Why the Chicago teachers strike matters in November

As originally published at TheHill.com.

Events have overtaken the news appeal of the Chicago teachers union strike as the public’s attention has rightfully moved on to Libya, Egypt and even perhaps the Federal Reserve’s QE3 announcement.

However, the Chicago public employee strike has the potential to be as damaging to Obama’s election campaign as anything else on the news horizon.

To understand the Obama problem, you don’t have to go very far back in time — only a few short months.
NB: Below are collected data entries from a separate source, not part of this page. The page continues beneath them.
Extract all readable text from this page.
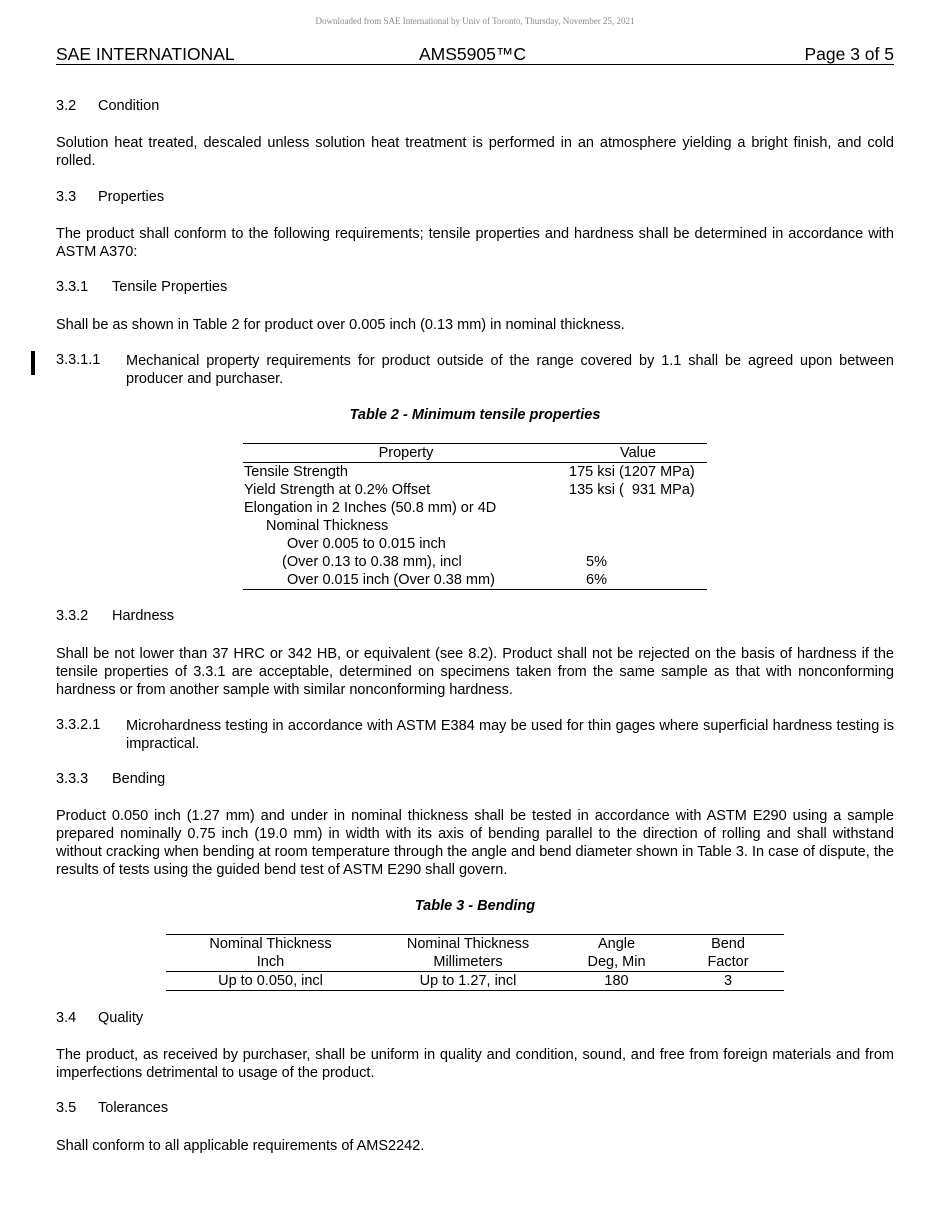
Downloaded from SAE International by Univ of Toronto, Thursday, November 25, 2021
SAE INTERNATIONAL	AMS5905™C	Page 3 of 5
3.2 Condition
Solution heat treated, descaled unless solution heat treatment is performed in an atmosphere yielding a bright finish, and cold rolled.
3.3 Properties
The product shall conform to the following requirements; tensile properties and hardness shall be determined in accordance with ASTM A370:
3.3.1 Tensile Properties
Shall be as shown in Table 2 for product over 0.005 inch (0.13 mm) in nominal thickness.
3.3.1.1 Mechanical property requirements for product outside of the range covered by 1.1 shall be agreed upon between producer and purchaser.
Table 2 - Minimum tensile properties
Property	Value
Tensile Strength	175 ksi (1207 MPa)
Yield Strength at 0.2% Offset	135 ksi (  931 MPa)
Elongation in 2 Inches (50.8 mm) or 4D	
Nominal Thickness	
Over 0.005 to 0.015 inch	
(Over 0.13 to 0.38 mm), incl	5%
Over 0.015 inch (Over 0.38 mm)	6%
3.3.2 Hardness
Shall be not lower than 37 HRC or 342 HB, or equivalent (see 8.2). Product shall not be rejected on the basis of hardness if the tensile properties of 3.3.1 are acceptable, determined on specimens taken from the same sample as that with nonconforming hardness or from another sample with similar nonconforming hardness.
3.3.2.1 Microhardness testing in accordance with ASTM E384 may be used for thin gages where superficial hardness testing is impractical.
3.3.3 Bending
Product 0.050 inch (1.27 mm) and under in nominal thickness shall be tested in accordance with ASTM E290 using a sample prepared nominally 0.75 inch (19.0 mm) in width with its axis of bending parallel to the direction of rolling and shall withstand without cracking when bending at room temperature through the angle and bend diameter shown in Table 3. In case of dispute, the results of tests using the guided bend test of ASTM E290 shall govern.
Table 3 - Bending
Nominal Thickness	Nominal Thickness	Angle	Bend
Inch	Millimeters	Deg, Min	Factor
Up to 0.050, incl	Up to 1.27, incl	180	3
3.4 Quality
The product, as received by purchaser, shall be uniform in quality and condition, sound, and free from foreign materials and from imperfections detrimental to usage of the product.
3.5 Tolerances
Shall conform to all applicable requirements of AMS2242.
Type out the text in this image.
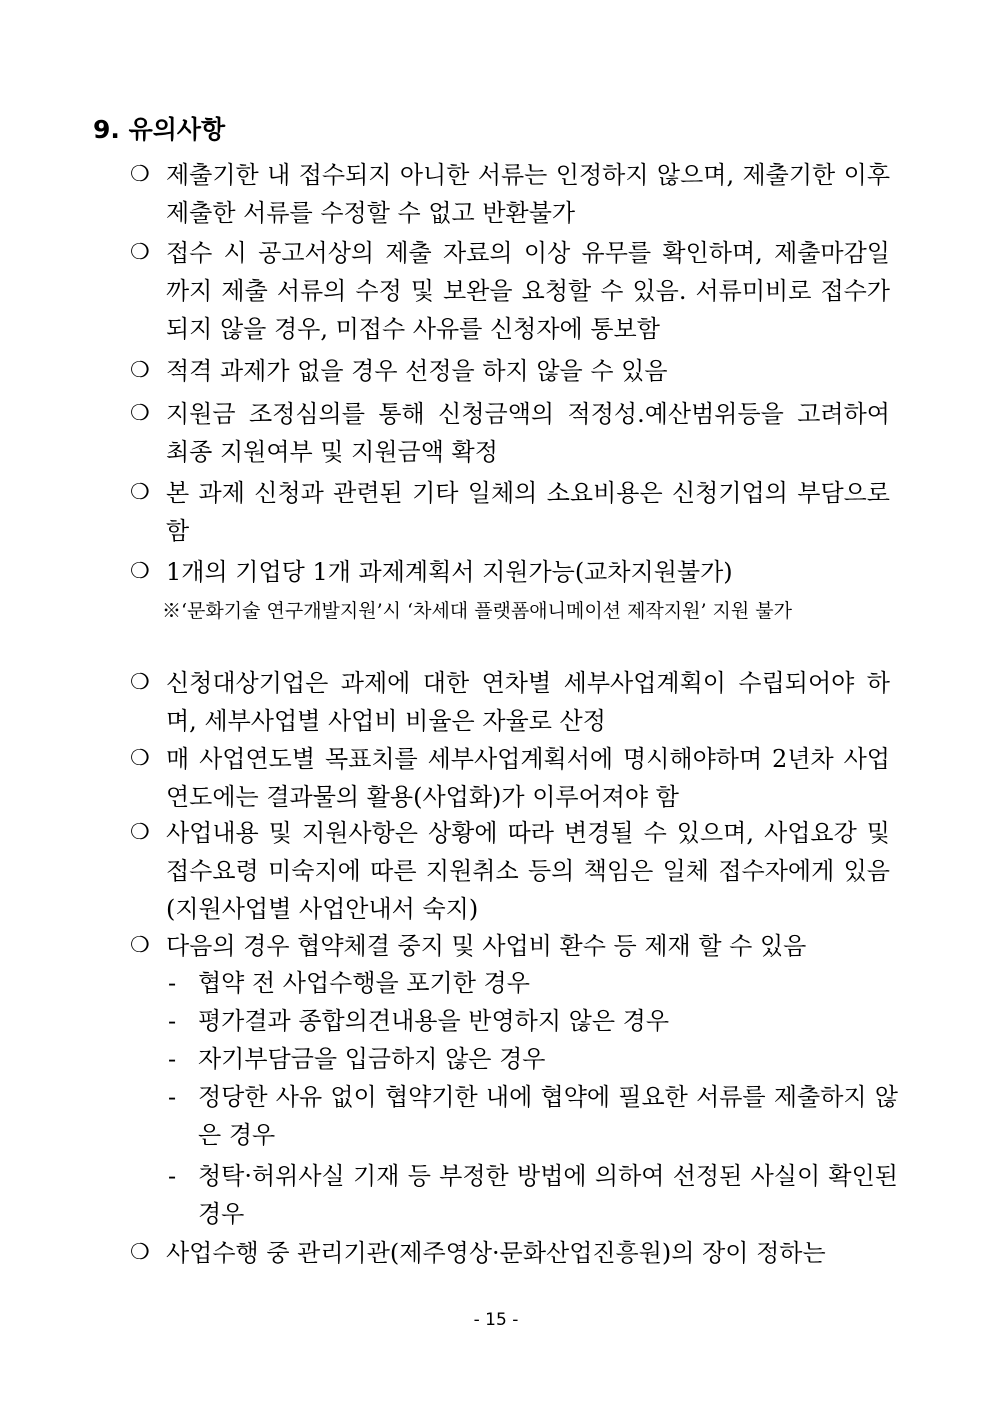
9. 유의사항
❍ 제출기한 내 접수되지 아니한 서류는 인정하지 않으며, 제출기한 이후 제출한 서류를 수정할 수 없고 반환불가
❍ 접수 시 공고서상의 제출 자료의 이상 유무를 확인하며, 제출마감일 까지 제출 서류의 수정 및 보완을 요청할 수 있음. 서류미비로 접수가 되지 않을 경우, 미접수 사유를 신청자에 통보함
❍ 적격 과제가 없을 경우 선정을 하지 않을 수 있음
❍ 지원금 조정심의를 통해 신청금액의 적정성.예산범위등을 고려하여 최종 지원여부 및 지원금액 확정
❍ 본 과제 신청과 관련된 기타 일체의 소요비용은 신청기업의 부담으로 함
❍ 1개의 기업당 1개 과제계획서 지원가능(교차지원불가)
※‘문화기술 연구개발지원’시 ‘차세대 플랫폼애니메이션 제작지원’ 지원 불가
❍ 신청대상기업은 과제에 대한 연차별 세부사업계획이 수립되어야 하며, 세부사업별 사업비 비율은 자율로 산정
❍ 매 사업연도별 목표치를 세부사업계획서에 명시해야하며 2년차 사업연도에는 결과물의 활용(사업화)가 이루어져야 함
❍ 사업내용 및 지원사항은 상황에 따라 변경될 수 있으며, 사업요강 및 접수요령 미숙지에 따른 지원취소 등의 책임은 일체 접수자에게 있음(지원사업별 사업안내서 숙지)
❍ 다음의 경우 협약체결 중지 및 사업비 환수 등 제재 할 수 있음
- 협약 전 사업수행을 포기한 경우
- 평가결과 종합의견내용을 반영하지 않은 경우
- 자기부담금을 입금하지 않은 경우
- 정당한 사유 없이 협약기한 내에 협약에 필요한 서류를 제출하지 않은 경우
- 청탁·허위사실 기재 등 부정한 방법에 의하여 선정된 사실이 확인된 경우
❍ 사업수행 중 관리기관(제주영상·문화산업진흥원)의 장이 정하는
- 15 -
Public employee unions, including the teachers, were all in against Wisconsin Gov. Scott Walker (R). Their very livelihoods and existence as they knew it were threatened by legislation he pushed through the State Legislature that put the worker, not the union, in the driver’s seat of whether they were getting value from the compulsory membership organization.

However, it wasn’t so much that the public employee unions spent millions and lost the Wisconsin recall, it was the silence by their chosen president, who attended fundraisers in adjacent states but failed to make a critical final appearance when the unions needed it most.

This Obama characteristic of leaving his allies out to dry only to posture on it later was also played out in North Carolina where the president canceled an engagement on that state’s primary election day, rather than answer how he stood on the gay-marriage initiative that was on the ballot. The very next day, after his backers in the gay and lesbian community had been badly defeated, Obama made his “bold” announcement supporting homosexual marriage.

The announcement was just 24 hours too late to provide help to his allies in the swing state of North Carolina.

Obama’s silence on the Chicago teachers union strike is eerily similar in that the president appears to be leaving his friends and backers in the lurch during a time of need.

However, the situation this time is different. The president needs every public employee union right now to pull behind his reelection. An ironic task, given that he has run as far from them as he can get when they are politically too hot for him to handle.

One wonders how enthusiastic these unions will be for another four years of being used as props for political purposes while being shunned when they are in need.

Perhaps this explains the dearth of enthusiasm for Obama on the campaign trail. His supporters have seen his self-serving acts up close and personal already, and just can’t get that lovin’ feeling again as a result.